Dois batalhões de forças leais ao líder líbio, Muammar Kadafi, com apoio de mercenários, lançaram nesta quarta-feira um ataque contra o enclave petroleiro de Briqa, 70 km ao oeste de Benghazi, e tomaram parte da cidade e o aeroporto, informou o jornalista líbio Faradj Maghrabi à rede Al Jazeera. Por sua parte, fontes militares do centro de recrutamento de voluntários do 17 de fevereiro, em Benghazi, asseguraram à agência Efe que os rebeldes de Briqa tinham conseguido repelir o ataque lançado pelas forças de Kadafi e os expulsaram da localidade.
Entrevistado por telefone desde a cidade de Ejdabiya, o jornalista citado pela Al Jazeera relatou que o ataque começou de madrugada com o apoio de aviões da Força Aérea e nos violentos combates foram empregados lança-foguetes RPG.
A notícia da ofensiva chegou rapidamente à cidade, cerca de 160 km ao oeste de Briqa, e seus habitantes intensificaram os preparativos para conter o avanço. O correspondente da emissora confirmou o ataque e precisou que a cidade de Benghazi, sob o controle da oposição ao regime de Kadafi, acelera suas operações de contenção ao tempo em que se prepara para lançar uma contra-ofensiva em Briga. Por sua parte, o correspondente em Benghazi da cadeia Al Arabiya indicou que as forças leais a Kadafi haviam alcançado o aeroporto, situado no centro da cidade, e que agora o controlam, assim como as instalações petrolíferas.
A ofensiva dos partidários de Kadafi acontece apenas 24 horas depois de o filho do líder líbio Seif al-Islam ter negado que o regime tivesse intenções de montar uma contra-ofensiva no oeste do país.
Líbios enfrentam repressão e desafiam Kadafi
Impulsionada pela derrocada dos presidentes da Tunísia e do Egito, a população da Líbia iniciou protestos contra o líder Muammar Kadafi, que comanda o país desde 1969. As manifestações começaram a tomar vulto no dia 17 de fevereiro, e, em poucos dias, ao menos a capital Trípoli e as cidades de Benghazi e Tobruk já haviam se tornado palco de confrontos entre manifestantes e o exército.

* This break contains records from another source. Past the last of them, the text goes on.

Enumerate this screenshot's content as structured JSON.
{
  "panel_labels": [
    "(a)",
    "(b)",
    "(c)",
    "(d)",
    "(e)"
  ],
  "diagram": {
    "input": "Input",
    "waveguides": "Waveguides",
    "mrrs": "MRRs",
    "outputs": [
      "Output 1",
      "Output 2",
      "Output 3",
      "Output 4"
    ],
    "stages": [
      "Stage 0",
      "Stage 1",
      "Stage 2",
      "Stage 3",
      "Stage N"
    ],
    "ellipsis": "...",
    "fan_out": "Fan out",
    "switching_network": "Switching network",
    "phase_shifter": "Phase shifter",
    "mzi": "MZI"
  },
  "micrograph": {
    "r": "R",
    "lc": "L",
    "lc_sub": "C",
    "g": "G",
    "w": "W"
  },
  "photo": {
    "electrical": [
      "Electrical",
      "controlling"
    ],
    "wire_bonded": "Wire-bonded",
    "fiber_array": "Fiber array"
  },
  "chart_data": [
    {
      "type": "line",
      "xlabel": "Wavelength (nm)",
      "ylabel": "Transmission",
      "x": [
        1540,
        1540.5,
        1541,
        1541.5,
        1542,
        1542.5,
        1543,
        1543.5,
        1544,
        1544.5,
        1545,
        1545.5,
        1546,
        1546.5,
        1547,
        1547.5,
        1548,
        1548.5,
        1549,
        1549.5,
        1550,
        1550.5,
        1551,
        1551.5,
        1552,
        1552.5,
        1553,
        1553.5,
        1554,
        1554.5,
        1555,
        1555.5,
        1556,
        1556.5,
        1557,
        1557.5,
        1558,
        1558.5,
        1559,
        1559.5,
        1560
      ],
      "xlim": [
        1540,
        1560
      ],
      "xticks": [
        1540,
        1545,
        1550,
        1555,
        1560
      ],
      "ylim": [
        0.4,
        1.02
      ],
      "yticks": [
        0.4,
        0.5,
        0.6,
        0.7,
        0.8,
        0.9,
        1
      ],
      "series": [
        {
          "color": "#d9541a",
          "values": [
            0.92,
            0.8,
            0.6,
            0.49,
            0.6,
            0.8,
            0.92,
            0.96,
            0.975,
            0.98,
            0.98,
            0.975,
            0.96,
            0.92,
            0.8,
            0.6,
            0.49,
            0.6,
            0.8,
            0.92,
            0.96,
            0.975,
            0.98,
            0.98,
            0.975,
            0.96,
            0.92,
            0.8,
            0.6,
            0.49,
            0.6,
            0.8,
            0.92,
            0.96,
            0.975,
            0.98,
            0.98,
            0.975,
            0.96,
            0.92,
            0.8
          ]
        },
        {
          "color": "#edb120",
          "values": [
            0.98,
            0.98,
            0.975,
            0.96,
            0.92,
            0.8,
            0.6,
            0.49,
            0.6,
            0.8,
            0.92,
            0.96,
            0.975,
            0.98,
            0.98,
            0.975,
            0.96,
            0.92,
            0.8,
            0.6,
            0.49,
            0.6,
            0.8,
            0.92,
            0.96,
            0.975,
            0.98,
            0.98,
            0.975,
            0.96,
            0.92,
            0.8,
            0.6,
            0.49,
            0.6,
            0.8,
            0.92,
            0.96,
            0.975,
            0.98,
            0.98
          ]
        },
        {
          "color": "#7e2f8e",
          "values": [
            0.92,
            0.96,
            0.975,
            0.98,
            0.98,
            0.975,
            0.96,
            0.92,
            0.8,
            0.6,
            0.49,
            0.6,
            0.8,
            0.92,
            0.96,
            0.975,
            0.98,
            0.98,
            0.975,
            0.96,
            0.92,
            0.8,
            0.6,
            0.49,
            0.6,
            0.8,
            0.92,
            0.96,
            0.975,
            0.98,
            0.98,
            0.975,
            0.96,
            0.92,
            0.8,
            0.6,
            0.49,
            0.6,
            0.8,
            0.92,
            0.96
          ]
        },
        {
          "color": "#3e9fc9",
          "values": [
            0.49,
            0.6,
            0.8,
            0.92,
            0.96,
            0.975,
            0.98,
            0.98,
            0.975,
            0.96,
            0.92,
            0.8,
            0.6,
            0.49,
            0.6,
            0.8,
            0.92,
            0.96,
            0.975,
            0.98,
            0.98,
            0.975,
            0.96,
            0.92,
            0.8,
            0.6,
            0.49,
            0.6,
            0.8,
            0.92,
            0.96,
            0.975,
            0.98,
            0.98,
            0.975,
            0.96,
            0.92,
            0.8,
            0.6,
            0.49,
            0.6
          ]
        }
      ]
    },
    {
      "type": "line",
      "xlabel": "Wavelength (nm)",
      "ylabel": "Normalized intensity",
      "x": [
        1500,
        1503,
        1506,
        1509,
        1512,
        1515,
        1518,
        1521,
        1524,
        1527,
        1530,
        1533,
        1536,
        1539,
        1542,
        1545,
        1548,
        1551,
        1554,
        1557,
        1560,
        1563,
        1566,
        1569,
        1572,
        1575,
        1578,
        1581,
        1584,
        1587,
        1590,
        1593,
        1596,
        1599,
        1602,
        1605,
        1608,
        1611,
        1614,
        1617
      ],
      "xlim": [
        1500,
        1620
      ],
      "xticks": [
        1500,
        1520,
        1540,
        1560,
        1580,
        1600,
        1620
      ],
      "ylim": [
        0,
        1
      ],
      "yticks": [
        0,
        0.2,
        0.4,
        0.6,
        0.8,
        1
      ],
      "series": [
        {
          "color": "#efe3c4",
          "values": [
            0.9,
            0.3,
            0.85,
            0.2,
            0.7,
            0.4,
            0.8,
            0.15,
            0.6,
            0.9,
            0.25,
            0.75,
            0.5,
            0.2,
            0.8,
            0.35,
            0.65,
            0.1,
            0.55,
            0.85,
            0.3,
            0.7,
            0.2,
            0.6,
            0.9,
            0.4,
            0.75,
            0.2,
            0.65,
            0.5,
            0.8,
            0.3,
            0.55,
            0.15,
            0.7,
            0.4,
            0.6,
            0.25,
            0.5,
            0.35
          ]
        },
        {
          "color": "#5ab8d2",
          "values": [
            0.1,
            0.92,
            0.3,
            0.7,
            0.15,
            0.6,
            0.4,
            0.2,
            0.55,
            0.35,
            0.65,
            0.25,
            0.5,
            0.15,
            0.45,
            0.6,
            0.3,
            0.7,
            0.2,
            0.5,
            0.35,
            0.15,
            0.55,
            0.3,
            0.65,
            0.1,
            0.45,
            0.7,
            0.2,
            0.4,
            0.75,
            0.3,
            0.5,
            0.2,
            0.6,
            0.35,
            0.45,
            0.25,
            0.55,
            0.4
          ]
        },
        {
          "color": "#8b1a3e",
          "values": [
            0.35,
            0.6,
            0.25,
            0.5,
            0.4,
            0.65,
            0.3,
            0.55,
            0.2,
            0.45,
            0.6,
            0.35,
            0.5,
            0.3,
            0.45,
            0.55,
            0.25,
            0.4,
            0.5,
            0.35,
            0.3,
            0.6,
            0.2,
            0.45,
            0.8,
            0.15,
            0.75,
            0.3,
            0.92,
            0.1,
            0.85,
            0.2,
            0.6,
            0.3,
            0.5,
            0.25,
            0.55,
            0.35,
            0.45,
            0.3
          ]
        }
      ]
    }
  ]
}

Os relatos vindos do país não são precisos, mas tudo leva a crer que a onda de protestos nas ruas líbias já é bem mais violenta que as que derrubaram o tunisiano Ben Ali e o egípcio Mubarak. A população tem enfrentado uma dura repressão das forças armadas comandas por Kadafi. Há informações de que aeronáutica líbia teria bombardeado grupos de manifestantes em Trípoli. Estima-se que centenas de pessoas, entre manifestantes e policiais, tenham morrido.
Além da repressão, o governo líbio reagiu através dos pronunciamentos de Saif al-Islam , filho de Kadafi, que foi à TV acusar os protestos de um complô para dividir a Líbia, e do próprio Kadafi, que, também pela televisão, esbravejou durante mais de uma hora, xingando os contestadores de suas quatro décadas de governo centralizado e ameaçando-os de morte.
Além do clamor das ruas, a pressão política também cresce contra o coronel Kadafi. Internamente, um ministro líbio renunciou e pediu que as Forças Armadas se unissem à população. Vários embaixadores líbios também pediram renúncia ou, ao menos, teceram duras críticas à repressão. Além disso, o Conselho de Segurança das Nações Unidas fez reuniões emergenciais, nas quais responsabilizou Kadafi pelas mortes e indicou que a chacina na Líbia pode configurar um crime contra a humanidade.